Langfristmodell berechnet weiterhin einen zu milden Temperaturen im März

Das Langfristmodell berechnet mit einer Abweichung gegenüber dem langjährigen Mittelwert von +1/+2 Grad weiterhin eine zu warme Temperaturentwicklung im März. Das ist nicht weiter verwunderlich, da das erste März-Drittel durchaus um +1/+2 Grad zu warm ausfallen könnte. Sollte nun das zweite März-Drittel zu kalt ausfallen, so würde sich der Mittelwert normalisieren können. Entscheidend darüber, ob der März insgesamt zu warm, normal oder zu kalt ausfallen könnte, wäre das letzte März-Drittel. Und statistisch gesehen folgt nach einer kälteren Phase im März häufiger eine wärmere Phase nach. So sind die Berechnungen des Langfristmodells durchaus (noch) plausibel, es wäre aber auch gut möglich, dass in den kommenden Tagen eine Korrektur vorgenommen wird.

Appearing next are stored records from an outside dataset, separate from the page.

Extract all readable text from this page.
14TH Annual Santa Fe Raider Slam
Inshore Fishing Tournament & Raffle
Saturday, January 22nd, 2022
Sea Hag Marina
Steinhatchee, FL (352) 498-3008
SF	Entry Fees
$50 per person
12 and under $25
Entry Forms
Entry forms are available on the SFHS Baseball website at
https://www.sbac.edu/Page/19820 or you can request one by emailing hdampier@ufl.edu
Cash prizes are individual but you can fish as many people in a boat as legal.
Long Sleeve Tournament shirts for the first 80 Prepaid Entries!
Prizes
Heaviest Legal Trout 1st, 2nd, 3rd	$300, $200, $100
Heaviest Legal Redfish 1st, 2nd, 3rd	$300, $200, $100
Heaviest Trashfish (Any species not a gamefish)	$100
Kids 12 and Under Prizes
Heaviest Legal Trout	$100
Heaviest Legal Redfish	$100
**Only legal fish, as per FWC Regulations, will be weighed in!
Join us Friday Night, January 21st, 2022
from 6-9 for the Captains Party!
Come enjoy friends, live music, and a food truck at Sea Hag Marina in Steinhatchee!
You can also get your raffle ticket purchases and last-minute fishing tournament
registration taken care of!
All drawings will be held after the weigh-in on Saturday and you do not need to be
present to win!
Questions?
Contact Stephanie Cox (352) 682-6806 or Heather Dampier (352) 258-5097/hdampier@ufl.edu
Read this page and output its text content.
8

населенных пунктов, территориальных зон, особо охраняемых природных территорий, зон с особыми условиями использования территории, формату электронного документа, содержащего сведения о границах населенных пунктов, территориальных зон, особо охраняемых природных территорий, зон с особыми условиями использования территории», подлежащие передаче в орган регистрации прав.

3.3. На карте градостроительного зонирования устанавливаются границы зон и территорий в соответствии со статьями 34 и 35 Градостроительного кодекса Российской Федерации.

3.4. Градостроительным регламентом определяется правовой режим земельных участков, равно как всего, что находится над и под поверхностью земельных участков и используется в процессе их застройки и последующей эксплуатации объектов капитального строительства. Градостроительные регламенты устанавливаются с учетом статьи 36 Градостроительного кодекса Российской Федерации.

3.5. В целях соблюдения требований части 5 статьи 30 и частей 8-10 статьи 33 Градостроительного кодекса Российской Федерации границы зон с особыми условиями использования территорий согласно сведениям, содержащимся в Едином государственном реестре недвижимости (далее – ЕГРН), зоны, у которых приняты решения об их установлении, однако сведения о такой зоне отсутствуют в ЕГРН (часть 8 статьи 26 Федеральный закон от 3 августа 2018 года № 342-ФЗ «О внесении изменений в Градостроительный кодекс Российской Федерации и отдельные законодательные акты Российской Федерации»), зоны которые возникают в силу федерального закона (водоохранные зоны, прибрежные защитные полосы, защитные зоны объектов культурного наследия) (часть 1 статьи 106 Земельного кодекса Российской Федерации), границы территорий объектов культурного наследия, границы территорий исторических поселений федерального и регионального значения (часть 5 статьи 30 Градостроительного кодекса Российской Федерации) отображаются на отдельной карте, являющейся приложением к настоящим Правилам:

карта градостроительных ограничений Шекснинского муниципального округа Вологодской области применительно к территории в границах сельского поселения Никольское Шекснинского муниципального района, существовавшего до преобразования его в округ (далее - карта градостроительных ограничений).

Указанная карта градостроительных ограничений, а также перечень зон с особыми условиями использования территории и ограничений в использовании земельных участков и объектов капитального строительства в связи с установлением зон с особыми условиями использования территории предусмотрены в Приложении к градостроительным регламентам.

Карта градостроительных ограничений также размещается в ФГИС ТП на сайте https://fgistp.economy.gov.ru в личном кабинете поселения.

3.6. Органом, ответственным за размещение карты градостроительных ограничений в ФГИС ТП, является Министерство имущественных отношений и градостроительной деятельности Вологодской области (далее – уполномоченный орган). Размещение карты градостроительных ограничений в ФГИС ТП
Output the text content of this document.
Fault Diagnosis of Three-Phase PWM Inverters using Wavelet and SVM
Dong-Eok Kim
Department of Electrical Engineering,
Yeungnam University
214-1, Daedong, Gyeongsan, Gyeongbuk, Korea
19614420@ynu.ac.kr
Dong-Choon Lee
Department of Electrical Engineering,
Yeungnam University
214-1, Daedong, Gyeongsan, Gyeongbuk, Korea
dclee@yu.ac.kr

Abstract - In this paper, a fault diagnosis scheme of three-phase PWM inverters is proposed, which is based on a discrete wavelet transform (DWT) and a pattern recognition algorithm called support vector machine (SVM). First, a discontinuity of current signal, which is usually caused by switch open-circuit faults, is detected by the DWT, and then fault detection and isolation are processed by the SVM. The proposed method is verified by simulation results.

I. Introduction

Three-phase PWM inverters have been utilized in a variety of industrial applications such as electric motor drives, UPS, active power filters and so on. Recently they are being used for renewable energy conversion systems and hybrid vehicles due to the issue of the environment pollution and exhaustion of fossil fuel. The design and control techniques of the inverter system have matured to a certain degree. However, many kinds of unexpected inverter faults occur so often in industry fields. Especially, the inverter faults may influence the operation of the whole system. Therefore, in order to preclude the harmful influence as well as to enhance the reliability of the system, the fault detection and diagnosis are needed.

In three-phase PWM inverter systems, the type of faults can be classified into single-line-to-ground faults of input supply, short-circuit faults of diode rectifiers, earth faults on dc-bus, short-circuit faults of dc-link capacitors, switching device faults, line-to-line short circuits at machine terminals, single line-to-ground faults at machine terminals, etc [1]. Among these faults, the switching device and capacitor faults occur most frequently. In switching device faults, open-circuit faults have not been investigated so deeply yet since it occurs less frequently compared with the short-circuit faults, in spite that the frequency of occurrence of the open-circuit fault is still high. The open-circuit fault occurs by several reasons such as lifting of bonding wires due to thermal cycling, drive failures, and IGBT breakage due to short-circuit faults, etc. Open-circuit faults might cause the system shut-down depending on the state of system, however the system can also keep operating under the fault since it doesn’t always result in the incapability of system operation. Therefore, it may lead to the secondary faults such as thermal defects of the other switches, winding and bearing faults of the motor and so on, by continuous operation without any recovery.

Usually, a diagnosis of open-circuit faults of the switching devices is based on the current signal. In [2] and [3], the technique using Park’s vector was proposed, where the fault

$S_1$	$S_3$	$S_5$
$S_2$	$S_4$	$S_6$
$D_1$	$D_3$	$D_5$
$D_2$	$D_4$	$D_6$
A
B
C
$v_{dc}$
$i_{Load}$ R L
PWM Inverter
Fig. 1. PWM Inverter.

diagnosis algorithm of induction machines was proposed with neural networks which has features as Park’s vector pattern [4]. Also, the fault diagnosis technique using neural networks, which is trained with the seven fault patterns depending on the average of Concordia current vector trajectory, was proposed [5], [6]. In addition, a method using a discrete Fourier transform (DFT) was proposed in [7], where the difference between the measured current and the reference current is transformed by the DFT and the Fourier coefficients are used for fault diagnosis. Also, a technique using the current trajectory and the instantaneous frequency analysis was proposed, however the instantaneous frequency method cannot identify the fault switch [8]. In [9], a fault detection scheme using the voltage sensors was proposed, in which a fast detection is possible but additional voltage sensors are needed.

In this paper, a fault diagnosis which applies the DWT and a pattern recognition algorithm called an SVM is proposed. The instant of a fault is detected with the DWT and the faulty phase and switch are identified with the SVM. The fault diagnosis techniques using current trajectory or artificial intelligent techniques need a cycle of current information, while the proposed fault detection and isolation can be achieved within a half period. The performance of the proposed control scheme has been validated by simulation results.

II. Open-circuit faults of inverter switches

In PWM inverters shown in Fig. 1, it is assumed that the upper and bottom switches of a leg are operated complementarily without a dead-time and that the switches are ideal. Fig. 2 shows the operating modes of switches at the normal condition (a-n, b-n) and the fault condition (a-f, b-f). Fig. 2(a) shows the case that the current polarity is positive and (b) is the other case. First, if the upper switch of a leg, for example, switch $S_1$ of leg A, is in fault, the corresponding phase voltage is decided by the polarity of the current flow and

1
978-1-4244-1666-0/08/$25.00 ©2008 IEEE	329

Frühling leicht zu warm, Sommer normal

Und über den März hinaus? Für die Frühlingsmonate von März bis Mai berechnet das Langfristmodell zum heutigen Stand im Mittel eine Abweichung der Temperaturen gegenüber dem langjährigen Mittelwert von +0,5/+1 Grad im leicht zu milden Bereich. Für das Wetter im Sommer 2017 (Juni, Juli und August) liegt die Abweichung mit -0,5/+0,5 Grad im normalen Bereich. In der Niederschlagsentwicklung zeigt sich das Wetter im Frühling tendenziell positiv (zu nass), was vor allem am Mai liegen könnte, welcher bereits seit Wochen gegenüber dem Sollwert zu nass berechnet wird. Für den Sommer zeigen sich keine sonderlichen Auffälligkeiten gegenüber dem Sollwert. So könnte der Juni tendenziell zu trocken, der Juli etwas zu nass und der August normal ausfallen.